[llvm] [NVPTX] Improve copy avoidance during lowering. (PR #106423)
Akshay Deodhar via llvm-commits
llvm-commits at lists.llvm.org
Wed Aug 28 12:23:10 PDT 2024
================
@@ -409,49 +453,121 @@ static void adjustByValArgAlignment(Argument *Arg, Value *ArgInParamAS,
}
}
+namespace {
+struct ArgUseChecker : PtrUseVisitor<ArgUseChecker> {
+ using Base = PtrUseVisitor<ArgUseChecker>;
+
+ bool IsGridConstant;
+ SmallPtrSet<Value *, 16> AllArgUsers;
+ // Set of phi/select instructions using the Arg
+ SmallPtrSet<Instruction *, 4> Conditionals;
+
+ ArgUseChecker(const DataLayout &DL, bool IsGridConstant)

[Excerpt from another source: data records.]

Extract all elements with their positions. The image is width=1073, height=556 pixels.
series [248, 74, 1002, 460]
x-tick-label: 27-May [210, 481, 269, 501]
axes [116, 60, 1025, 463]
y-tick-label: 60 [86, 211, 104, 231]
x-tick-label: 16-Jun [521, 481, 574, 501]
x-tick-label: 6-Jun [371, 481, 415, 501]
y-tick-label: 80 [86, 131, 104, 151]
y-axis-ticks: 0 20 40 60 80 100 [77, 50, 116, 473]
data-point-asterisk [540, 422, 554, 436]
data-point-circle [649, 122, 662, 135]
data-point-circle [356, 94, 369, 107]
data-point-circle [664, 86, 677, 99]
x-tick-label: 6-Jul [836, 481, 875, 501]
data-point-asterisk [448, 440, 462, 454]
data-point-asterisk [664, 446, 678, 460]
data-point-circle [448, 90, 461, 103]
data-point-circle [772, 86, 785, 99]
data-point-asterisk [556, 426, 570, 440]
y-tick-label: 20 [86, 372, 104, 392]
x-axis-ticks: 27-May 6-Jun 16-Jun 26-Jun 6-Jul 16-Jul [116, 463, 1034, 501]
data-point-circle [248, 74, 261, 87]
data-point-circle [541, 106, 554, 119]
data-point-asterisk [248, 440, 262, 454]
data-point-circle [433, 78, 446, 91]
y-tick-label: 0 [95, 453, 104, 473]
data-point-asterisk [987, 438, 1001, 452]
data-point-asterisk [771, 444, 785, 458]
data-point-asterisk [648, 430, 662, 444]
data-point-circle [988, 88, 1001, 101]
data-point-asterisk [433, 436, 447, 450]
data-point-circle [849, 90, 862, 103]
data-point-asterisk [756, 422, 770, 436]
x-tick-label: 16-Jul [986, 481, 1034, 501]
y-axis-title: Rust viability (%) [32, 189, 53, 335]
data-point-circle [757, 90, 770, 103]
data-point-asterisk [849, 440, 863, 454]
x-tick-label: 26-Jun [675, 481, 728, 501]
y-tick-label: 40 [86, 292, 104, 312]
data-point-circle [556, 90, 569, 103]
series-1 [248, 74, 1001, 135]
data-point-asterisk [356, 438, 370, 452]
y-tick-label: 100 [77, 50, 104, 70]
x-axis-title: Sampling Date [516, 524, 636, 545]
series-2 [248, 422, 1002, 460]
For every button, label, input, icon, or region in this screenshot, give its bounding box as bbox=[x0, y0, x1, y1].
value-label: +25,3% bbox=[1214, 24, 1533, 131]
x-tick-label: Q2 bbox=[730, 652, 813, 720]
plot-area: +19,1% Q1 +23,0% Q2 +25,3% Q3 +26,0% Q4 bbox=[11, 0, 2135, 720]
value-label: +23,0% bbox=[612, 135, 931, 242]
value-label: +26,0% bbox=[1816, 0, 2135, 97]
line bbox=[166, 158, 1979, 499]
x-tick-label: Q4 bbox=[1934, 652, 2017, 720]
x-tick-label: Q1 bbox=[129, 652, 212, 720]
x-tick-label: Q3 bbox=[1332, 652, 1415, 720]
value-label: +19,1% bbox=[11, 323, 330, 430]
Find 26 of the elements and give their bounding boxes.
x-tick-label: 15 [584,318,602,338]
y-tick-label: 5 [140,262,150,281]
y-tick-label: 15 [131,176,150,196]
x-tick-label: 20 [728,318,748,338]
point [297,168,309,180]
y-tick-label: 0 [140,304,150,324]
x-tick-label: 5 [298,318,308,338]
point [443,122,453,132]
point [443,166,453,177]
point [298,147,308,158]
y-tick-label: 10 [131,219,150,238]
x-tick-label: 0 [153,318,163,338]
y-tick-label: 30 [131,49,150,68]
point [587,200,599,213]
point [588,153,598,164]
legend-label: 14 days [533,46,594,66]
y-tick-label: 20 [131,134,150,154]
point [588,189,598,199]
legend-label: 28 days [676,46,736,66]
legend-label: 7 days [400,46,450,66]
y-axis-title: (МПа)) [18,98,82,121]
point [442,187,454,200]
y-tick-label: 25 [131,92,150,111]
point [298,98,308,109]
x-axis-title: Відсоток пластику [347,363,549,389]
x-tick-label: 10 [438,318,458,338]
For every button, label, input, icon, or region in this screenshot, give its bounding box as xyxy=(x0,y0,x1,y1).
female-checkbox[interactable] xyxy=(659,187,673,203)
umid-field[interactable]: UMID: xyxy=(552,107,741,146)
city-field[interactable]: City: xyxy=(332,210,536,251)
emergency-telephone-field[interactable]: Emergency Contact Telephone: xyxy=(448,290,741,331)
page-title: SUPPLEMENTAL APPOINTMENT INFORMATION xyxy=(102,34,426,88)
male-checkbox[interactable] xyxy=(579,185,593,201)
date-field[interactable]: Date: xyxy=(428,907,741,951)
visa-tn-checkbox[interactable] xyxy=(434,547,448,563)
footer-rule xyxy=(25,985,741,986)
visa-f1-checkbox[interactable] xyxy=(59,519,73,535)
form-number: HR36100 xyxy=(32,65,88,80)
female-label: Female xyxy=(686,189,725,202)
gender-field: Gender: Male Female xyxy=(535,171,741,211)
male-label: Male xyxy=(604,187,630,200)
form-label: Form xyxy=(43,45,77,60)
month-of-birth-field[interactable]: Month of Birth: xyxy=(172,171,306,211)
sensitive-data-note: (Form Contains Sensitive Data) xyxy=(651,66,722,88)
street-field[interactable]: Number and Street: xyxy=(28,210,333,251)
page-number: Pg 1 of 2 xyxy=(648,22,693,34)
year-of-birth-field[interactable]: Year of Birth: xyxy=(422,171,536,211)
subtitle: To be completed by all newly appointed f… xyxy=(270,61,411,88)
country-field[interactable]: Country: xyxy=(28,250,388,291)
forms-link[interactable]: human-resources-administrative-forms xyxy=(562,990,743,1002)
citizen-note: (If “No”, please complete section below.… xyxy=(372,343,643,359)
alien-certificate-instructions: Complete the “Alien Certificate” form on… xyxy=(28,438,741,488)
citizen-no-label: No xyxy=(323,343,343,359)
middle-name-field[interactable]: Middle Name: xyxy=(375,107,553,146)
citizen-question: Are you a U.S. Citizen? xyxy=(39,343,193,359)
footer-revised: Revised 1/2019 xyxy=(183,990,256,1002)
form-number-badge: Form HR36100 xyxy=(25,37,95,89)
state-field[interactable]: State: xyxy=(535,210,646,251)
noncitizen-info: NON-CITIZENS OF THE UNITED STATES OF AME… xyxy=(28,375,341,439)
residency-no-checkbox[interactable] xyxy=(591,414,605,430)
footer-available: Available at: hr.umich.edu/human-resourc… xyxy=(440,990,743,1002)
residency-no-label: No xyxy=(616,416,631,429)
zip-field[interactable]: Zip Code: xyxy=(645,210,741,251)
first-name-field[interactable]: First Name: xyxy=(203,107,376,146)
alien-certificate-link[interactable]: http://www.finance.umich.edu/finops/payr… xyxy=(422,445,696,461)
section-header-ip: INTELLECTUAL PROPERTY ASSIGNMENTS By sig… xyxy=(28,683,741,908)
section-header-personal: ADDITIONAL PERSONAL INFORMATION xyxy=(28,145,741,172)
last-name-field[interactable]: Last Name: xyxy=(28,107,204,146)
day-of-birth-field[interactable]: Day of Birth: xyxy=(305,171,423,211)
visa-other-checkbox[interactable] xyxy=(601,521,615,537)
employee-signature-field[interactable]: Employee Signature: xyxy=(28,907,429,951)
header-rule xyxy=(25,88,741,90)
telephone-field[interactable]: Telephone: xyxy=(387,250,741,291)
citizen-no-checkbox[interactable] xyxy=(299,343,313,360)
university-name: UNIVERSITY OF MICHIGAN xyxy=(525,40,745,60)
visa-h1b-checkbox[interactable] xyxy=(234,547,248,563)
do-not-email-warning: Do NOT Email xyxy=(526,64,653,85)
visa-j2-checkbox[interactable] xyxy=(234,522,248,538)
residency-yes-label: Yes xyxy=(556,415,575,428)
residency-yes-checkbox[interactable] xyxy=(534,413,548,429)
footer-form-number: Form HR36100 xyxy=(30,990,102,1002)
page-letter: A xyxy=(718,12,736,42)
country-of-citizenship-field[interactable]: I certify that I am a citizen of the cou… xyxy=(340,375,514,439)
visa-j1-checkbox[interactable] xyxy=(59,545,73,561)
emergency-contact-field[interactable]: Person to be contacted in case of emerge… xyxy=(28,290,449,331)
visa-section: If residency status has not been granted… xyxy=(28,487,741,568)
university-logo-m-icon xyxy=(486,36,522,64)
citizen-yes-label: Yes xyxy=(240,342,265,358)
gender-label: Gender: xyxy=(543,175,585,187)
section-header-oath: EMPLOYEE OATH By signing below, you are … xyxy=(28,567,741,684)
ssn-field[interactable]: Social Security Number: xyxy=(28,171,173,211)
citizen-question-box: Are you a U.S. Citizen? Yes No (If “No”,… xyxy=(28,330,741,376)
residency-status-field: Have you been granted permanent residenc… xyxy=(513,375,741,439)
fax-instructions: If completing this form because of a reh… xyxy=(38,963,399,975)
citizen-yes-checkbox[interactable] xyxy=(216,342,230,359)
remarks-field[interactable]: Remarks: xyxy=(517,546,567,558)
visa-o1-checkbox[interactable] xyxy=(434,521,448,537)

+ : PtrUseVisitor(DL), IsGridConstant(IsGridConstant) {}
+
+ PtrInfo visitArgPtr(Argument &A) {
+ assert(A.getType()->isPointerTy());
+ IntegerType *IntIdxTy = cast<IntegerType>(DL.getIndexType(A.getType()));
+ IsOffsetKnown = false;
+ Offset = APInt(IntIdxTy->getBitWidth(), 0);
+ PI.reset();
+ AllArgUsers.clear();
+ Conditionals.clear();
+
+ LLVM_DEBUG(dbgs() << "Checking Argument " << A << "\n");
+ // Enqueue the uses of this pointer.
+ enqueueUsers(A);
+ AllArgUsers.insert(&A);
+
+ // Visit all the uses off the worklist until it is empty.
+ // Note that unlike PtrUseVisitor we're intentionally do not track offset.
+ // We're only interested in how we use the pointer.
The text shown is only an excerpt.